Maurice : argent sale – et si ton pays faisait la lessive ?

Ils sont bijoutiers, notaires, banquiers, agents immobiliers ou encore employés de sociétés de services. Ils font tourner une machine financière puissante. Mais cette machine, si elle n’est pas bien huilée, peut vite dérailler. La dernière alerte vient d’une évaluation nationale des risques menée avec la Banque mondiale. Et le message est clair : Maurice reste vulnérable au blanchiment d’argent. Un danger qui nous concerne tous.

Banques, jeux et or – les portes d’entrée du sale argent

Dans une salle discrète à Port-Louis, des experts, des diplomates et des opérateurs économiques ont planché sur un rapport attendu depuis 2022. Cette Évaluation nationale des risques (ENR), basée sur les données de 2018 à 2024, révèle que notre système financier est encore trop perméable au blanchiment d’argent. Le niveau de risque est jugé « Medium High », soit élevé modéré.

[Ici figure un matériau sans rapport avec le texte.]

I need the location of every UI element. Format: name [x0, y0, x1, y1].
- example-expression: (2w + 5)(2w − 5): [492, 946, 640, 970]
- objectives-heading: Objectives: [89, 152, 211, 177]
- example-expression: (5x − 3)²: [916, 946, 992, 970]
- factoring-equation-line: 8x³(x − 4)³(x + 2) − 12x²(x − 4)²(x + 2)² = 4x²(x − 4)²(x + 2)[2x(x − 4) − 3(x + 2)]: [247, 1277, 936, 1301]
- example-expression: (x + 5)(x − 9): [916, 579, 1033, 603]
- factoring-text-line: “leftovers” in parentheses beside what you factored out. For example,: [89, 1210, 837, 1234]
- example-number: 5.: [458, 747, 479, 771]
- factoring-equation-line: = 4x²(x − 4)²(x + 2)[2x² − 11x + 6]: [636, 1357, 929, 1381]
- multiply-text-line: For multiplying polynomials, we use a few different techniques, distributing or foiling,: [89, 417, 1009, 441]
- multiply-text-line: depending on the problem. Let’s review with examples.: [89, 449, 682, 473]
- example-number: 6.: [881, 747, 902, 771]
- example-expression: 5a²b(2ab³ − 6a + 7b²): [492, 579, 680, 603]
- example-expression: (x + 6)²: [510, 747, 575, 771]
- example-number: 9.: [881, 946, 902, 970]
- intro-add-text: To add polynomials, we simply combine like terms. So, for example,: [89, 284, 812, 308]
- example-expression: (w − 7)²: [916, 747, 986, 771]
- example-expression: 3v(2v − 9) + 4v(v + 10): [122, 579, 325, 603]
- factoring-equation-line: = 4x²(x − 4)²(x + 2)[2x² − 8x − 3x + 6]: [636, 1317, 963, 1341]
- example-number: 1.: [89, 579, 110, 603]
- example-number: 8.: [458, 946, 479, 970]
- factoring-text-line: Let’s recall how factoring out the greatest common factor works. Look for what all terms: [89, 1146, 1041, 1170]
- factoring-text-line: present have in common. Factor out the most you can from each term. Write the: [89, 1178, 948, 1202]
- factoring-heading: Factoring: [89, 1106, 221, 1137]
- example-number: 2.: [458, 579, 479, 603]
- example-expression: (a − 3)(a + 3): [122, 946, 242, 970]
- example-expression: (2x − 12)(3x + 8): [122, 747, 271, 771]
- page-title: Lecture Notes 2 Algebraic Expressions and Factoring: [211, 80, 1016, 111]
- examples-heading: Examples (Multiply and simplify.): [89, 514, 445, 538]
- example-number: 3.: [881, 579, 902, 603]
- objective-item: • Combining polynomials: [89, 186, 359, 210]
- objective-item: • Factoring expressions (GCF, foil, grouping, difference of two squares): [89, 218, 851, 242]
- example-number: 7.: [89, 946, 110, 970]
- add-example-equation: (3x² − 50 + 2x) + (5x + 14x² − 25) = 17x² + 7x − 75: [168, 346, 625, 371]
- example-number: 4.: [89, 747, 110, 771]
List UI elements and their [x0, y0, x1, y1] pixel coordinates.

Les zones rouges ? Les banques, mais aussi les jeux d’argent, l’immobilier, les notaires, les services aux sociétés et même la bijouterie. « Ce n’est pas juste une affaire de gros bonnets en costard-cravate », glisse un ancien agent du secteur. « Le système est assez poreux pour que l’argent sale circule tranquillement. »

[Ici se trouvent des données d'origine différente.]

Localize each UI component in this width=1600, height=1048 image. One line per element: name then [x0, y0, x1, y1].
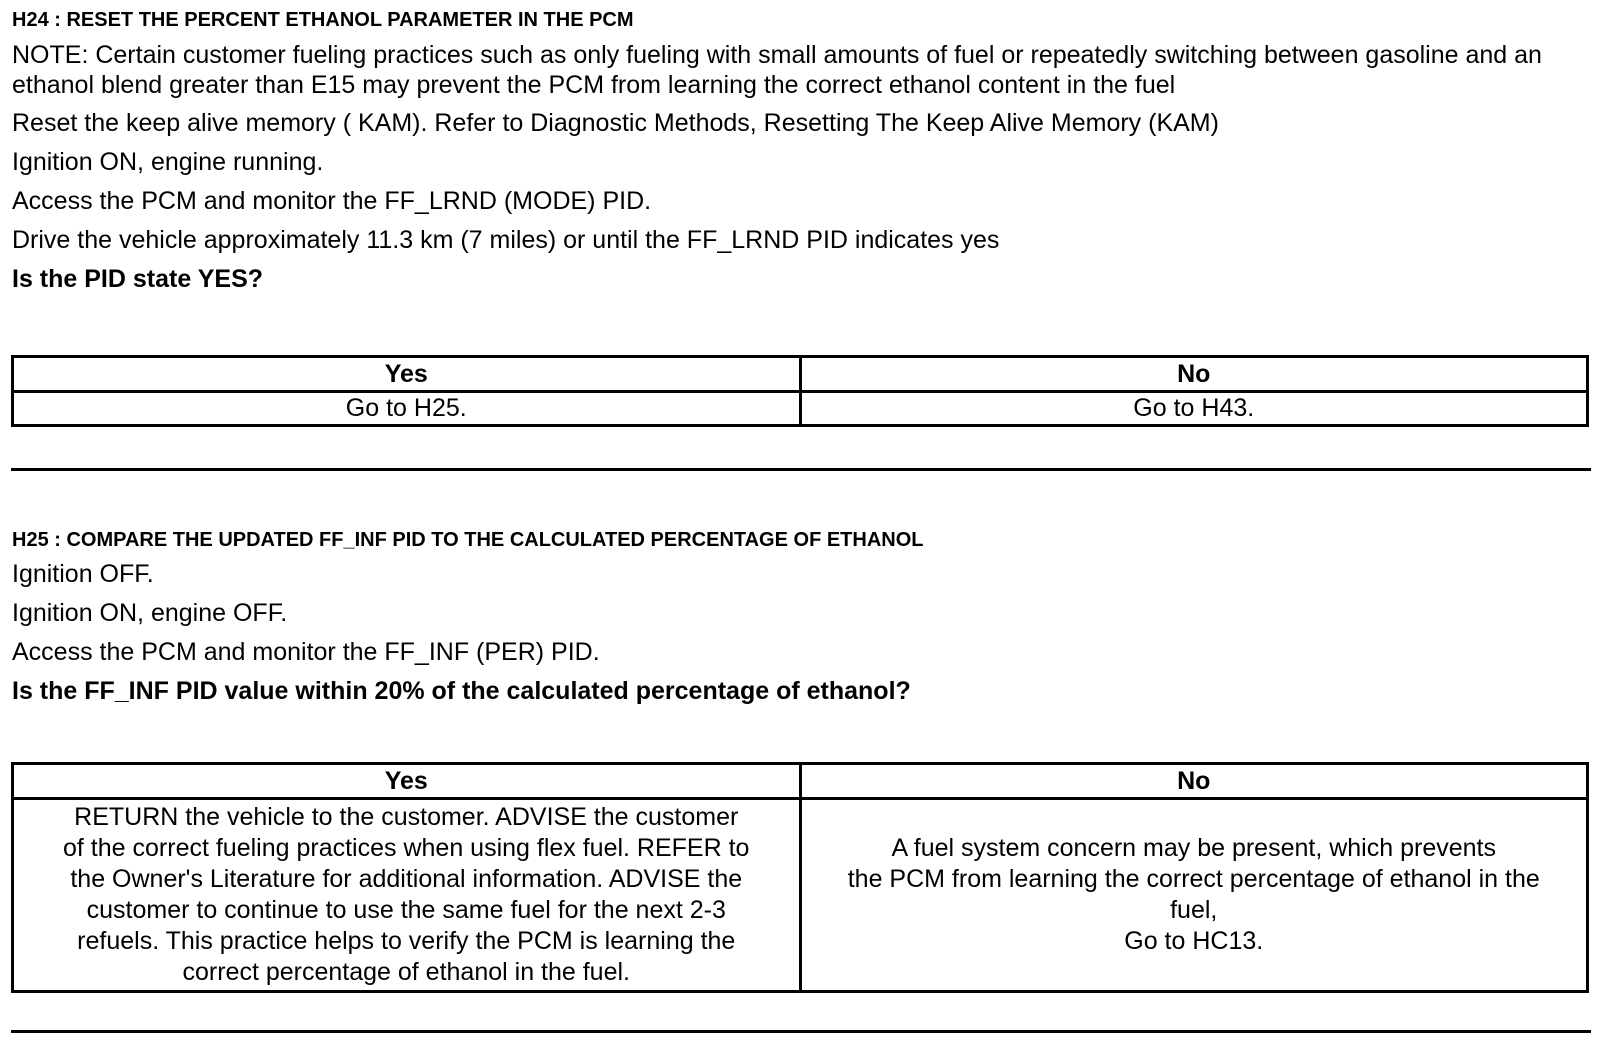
- section-divider: [11, 1030, 1591, 1033]
- table-header-row: [13, 764, 1588, 799]
- yes-action-cell: [13, 799, 801, 992]
- step-h24-result-table: [11, 355, 1589, 427]
- step-h25-instruction: Ignition OFF.: [12, 560, 154, 588]
- yes-action-line: customer to continue to use the same fuel for the next 2-3: [86, 896, 726, 924]
- step-h24-instruction: Ignition ON, engine running.: [12, 148, 324, 176]
- section-divider: [11, 468, 1591, 471]
- step-h24-instruction: Drive the vehicle approximately 11.3 km (7 miles) or until the FF_LRND PID indicates yes: [12, 226, 1000, 254]
- step-h25-instruction: Ignition ON, engine OFF.: [12, 599, 288, 627]
- step-h24-instruction: Reset the keep alive memory ( KAM). Refer to Diagnostic Methods, Resetting The Keep Alive Memory (KAM): [12, 109, 1219, 137]
- table-header-row: [13, 357, 1588, 392]
- table-row: [13, 392, 1588, 426]
- step-h25-result-table: [11, 762, 1589, 993]
- step-h24-title: H24 : RESET THE PERCENT ETHANOL PARAMETER IN THE PCM: [12, 9, 634, 31]
- yes-action-line: correct percentage of ethanol in the fuel.: [182, 958, 630, 986]
- step-h25-question: Is the FF_INF PID value within 20% of the calculated percentage of ethanol?: [12, 677, 911, 705]
- no-action-line: the PCM from learning the correct percentage of ethanol in the: [847, 865, 1540, 893]
- yes-action-line: the Owner's Literature for additional information. ADVISE the: [70, 865, 743, 893]
- no-action-cell: Go to H43.: [800, 392, 1588, 426]
- step-h24: [12, 8, 1588, 294]
- no-column-header: No: [800, 357, 1588, 392]
- yes-action-line: refuels. This practice helps to verify the PCM is learning the: [77, 927, 736, 955]
- yes-action-cell: Go to H25.: [13, 392, 801, 426]
- step-h24-instruction: Access the PCM and monitor the FF_LRND (MODE) PID.: [12, 187, 652, 215]
- yes-column-header: Yes: [13, 764, 801, 799]
- no-action-line: fuel,: [1170, 896, 1218, 924]
- no-action-line: Go to HC13.: [1124, 927, 1264, 955]
- no-action-line: A fuel system concern may be present, which prevents: [891, 834, 1496, 862]
- table-row: [13, 799, 1588, 992]
- yes-action-line: RETURN the vehicle to the customer. ADVISE the customer: [74, 803, 739, 831]
- step-h25: [12, 528, 1588, 706]
- step-h24-question: Is the PID state YES?: [12, 265, 264, 293]
- no-action-cell: [800, 799, 1588, 992]
- step-h25-instruction: Access the PCM and monitor the FF_INF (PER) PID.: [12, 638, 600, 666]
- step-h24-note: NOTE: Certain customer fueling practices such as only fueling with small amounts of fuel or repeatedly switching between gasoline and an ethanol blend greater than E15 may prevent the PCM from learning the correct ethanol content in the fuel: [12, 41, 1542, 99]
- step-h25-title: H25 : COMPARE THE UPDATED FF_INF PID TO THE CALCULATED PERCENTAGE OF ETHANOL: [12, 529, 924, 551]
- no-column-header: No: [800, 764, 1588, 799]
- yes-column-header: Yes: [13, 357, 801, 392]
- yes-action-line: of the correct fueling practices when using flex fuel. REFER to: [63, 834, 750, 862]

Derrière l’argent, des crimes bien réels

Ce que révèle ce rapport, c’est aussi l’origine de ces flux suspects : trafic de drogue, fraude, évasion fiscale, corruption. Des mots qu’on entend souvent, mais qui se traduisent, sur le terrain, par des familles brisées, des jeunes tombés dans la drogue, des logements inaccessibles parce que les prix sont tirés vers le haut par des achats de blanchiment.

Et le financement du terrorisme ? Moins présent à Maurice, selon le rapport, mais pas absent. Le risque est « Medium Low », mais « la vigilance reste essentielle », préviennent les auteurs de l’étude.

Une ministre veut casser l’inertie

Arrivée récemment au ministère des Services financiers, Jyoti JEETUN ne mâche pas ses mots : « J’ai trouvé un secteur prometteur, mais freiné par l’inefficience et le manque d’innovation. » Elle voit dans cette évaluation « un tournant » et promet de réformer en profondeur un système qui pèse 13,4 % du PIB et fait vivre plus de 17 000 personnes.

Un plan est en préparation. L’objectif est d’avoir moins de paperasse, plus de clarté, des règles cohérentes, une meilleure image du secteur et surtout garder les talents

Et nous, on fait quoi ?

Ce rapport ne concerne pas que les financiers ou les politiciens. Il nous parle aussi à nous, citoyens. Car chaque maillon faible ; une transaction louche, une société écran, une vente cash non déclarée peut nourrir un système qui profite aux criminels et pénalise les honnêtes.

Maurice est à un carrefour. Soit on reste une plaque tournante aux contours flous, soit on devient un centre transparent, solide, respecté. Mais pour ça, il faut plus que des rapports : il faut du courage. Celui de regarder en face ce qui gangrène notre économie. Celui d’agir.